Darso, lelaki berumur 45 tahun itu wafat. Dia meninggal dunia setelah panas tinggi selama dua hari. Dibawa ke rumah sakit, tapi tak tertolong.
Di hari kematiannya, Nani, sang istri sesenggukan. Dia tak henti-hentinya menceritakan bagaimana kebaikan Darno. Nani menceritakan pada ibu-ibu RT.
"Bapak itu hebat, banting tulang demi anak-anak. Bahkan dia rela tak makan dalam beberapa kesempatan agar bisa menabung," kata Nani menceritakan almarhum Darno yang kerjanya sebagai tata usaha di sebuah sekolah.
Kebaikan Darno pada keluarga diungkap sedemikian rupa.
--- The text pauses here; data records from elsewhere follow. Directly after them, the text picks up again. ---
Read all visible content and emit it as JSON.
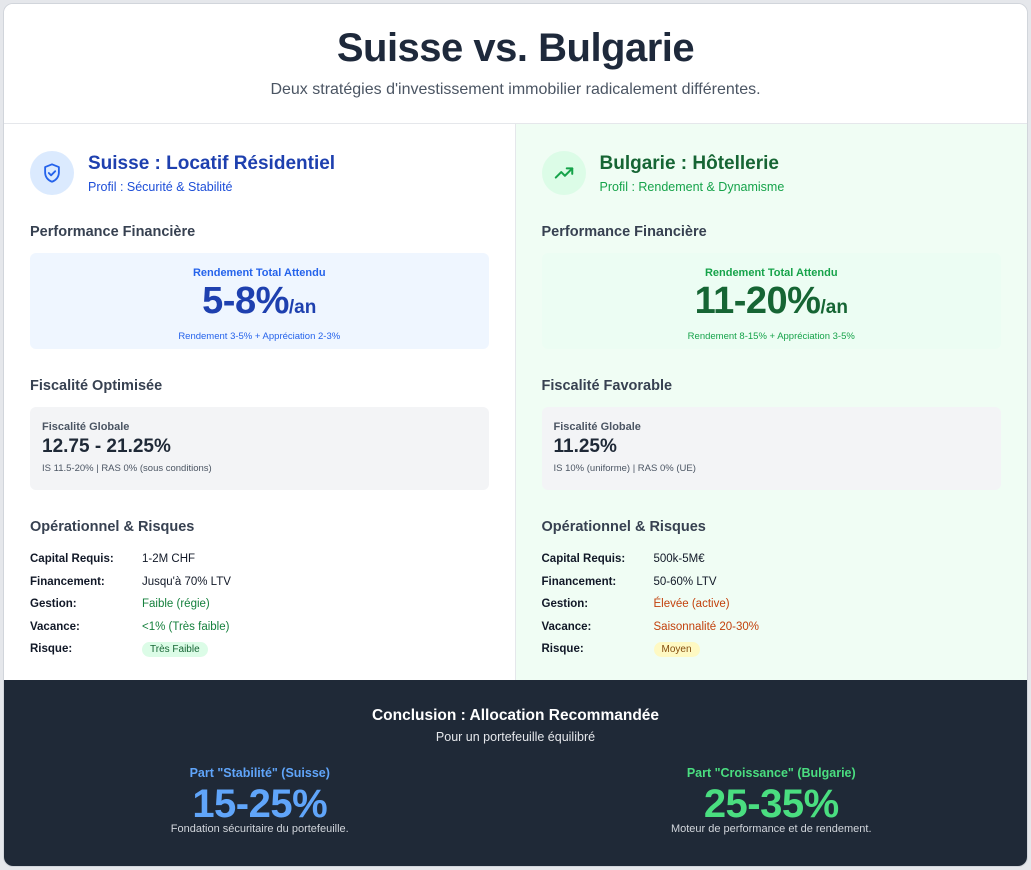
{
  "header": {
    "title": "Suisse vs. Bulgarie",
    "subtitle": "Deux stratégies d'investissement immobilier radicalement différentes."
  },
  "colors": {
    "swiss_accent": "#1e40af",
    "bulgaria_accent": "#166534",
    "footer_bg": "#1f2937"
  },
  "left": {
    "icon": "shield-check-icon",
    "title": "Suisse : Locatif Résidentiel",
    "profile": "Profil : Sécurité & Stabilité",
    "perf_heading": "Performance Financière",
    "perf_label": "Rendement Total Attendu",
    "perf_value": "5-8%",
    "perf_unit": "/an",
    "perf_sub": "Rendement 3-5% + Appréciation 2-3%",
    "fisc_heading": "Fiscalité Optimisée",
    "fisc_label": "Fiscalité Globale",
    "fisc_value": "12.75 - 21.25%",
    "fisc_sub": "IS 11.5-20% | RAS 0% (sous conditions)",
    "ops_heading": "Opérationnel & Risques",
    "ops": [
      {
        "key": "Capital Requis:",
        "value": "1-2M CHF"
      },
      {
        "key": "Financement:",
        "value": "Jusqu'à 70% LTV"
      },
      {
        "key": "Gestion:",
        "value": "Faible (régie)"
      },
      {
        "key": "Vacance:",
        "value": "<1% (Très faible)"
      },
      {
        "key": "Risque:",
        "value": "Très Faible"
      }
    ]
  },
  "right": {
    "icon": "trending-up-icon",
    "title": "Bulgarie : Hôtellerie",
    "profile": "Profil : Rendement & Dynamisme",
    "perf_heading": "Performance Financière",
    "perf_label": "Rendement Total Attendu",
    "perf_value": "11-20%",
    "perf_unit": "/an",
    "perf_sub": "Rendement 8-15% + Appréciation 3-5%",
    "fisc_heading": "Fiscalité Favorable",
    "fisc_label": "Fiscalité Globale",
    "fisc_value": "11.25%",
    "fisc_sub": "IS 10% (uniforme) | RAS 0% (UE)",
    "ops_heading": "Opérationnel & Risques",
    "ops": [
      {
        "key": "Capital Requis:",
        "value": "500k-5M€"
      },
      {
        "key": "Financement:",
        "value": "50-60% LTV"
      },
      {
        "key": "Gestion:",
        "value": "Élevée (active)"
      },
      {
        "key": "Vacance:",
        "value": "Saisonnalité 20-30%"
      },
      {
        "key": "Risque:",
        "value": "Moyen"
      }
    ]
  },
  "conclusion": {
    "title": "Conclusion : Allocation Recommandée",
    "subtitle": "Pour un portefeuille équilibré",
    "stability": {
      "label": "Part \"Stabilité\" (Suisse)",
      "value": "15-25%",
      "desc": "Fondation sécuritaire du portefeuille."
    },
    "growth": {
      "label": "Part \"Croissance\" (Bulgarie)",
      "value": "25-35%",
      "desc": "Moteur de performance et de rendement."
    }
  }
}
Ada kehilangan amat sangat karena Darno adalah pahlawan keluarga.
Kesedihan juga merambat ke tetangga. Sedih karena ditinggalkan. Tapi para tetangga tak punya cerita heroik tentang Darno. Para tetangga juga tak punya cerita cacat amat sangat tentang Darno.
Usai takziah, ibu-ibu pulang dan bercerita ria.
"Menceritakannya sangat heroik ya tapi tak ada bekas cerita hebat yang muncul dari tetangga," kata Ani menceritakan Nina. Ani bercerita pada ibu lain yang jalan pulang.
Tapi ibu-ibu tak ada yang merespons. Mereka jalan cepat-cepat agar sampai rumah. Sebab, lagi ramai cerita klitih.
Ani merasa bahwa suaminya, Dikun, jauh lebih heroik dan perkasa daripada Darno. Dikun bukan hanya pahlawan bagi keluarga, tapi juga masyarakat. Dikun adalah sosok pemimpin di dalam dan luar rumah.
Ani pantas lebih bangga pada suaminya yang perkasa itu. Lebih perkasa daripada Darno.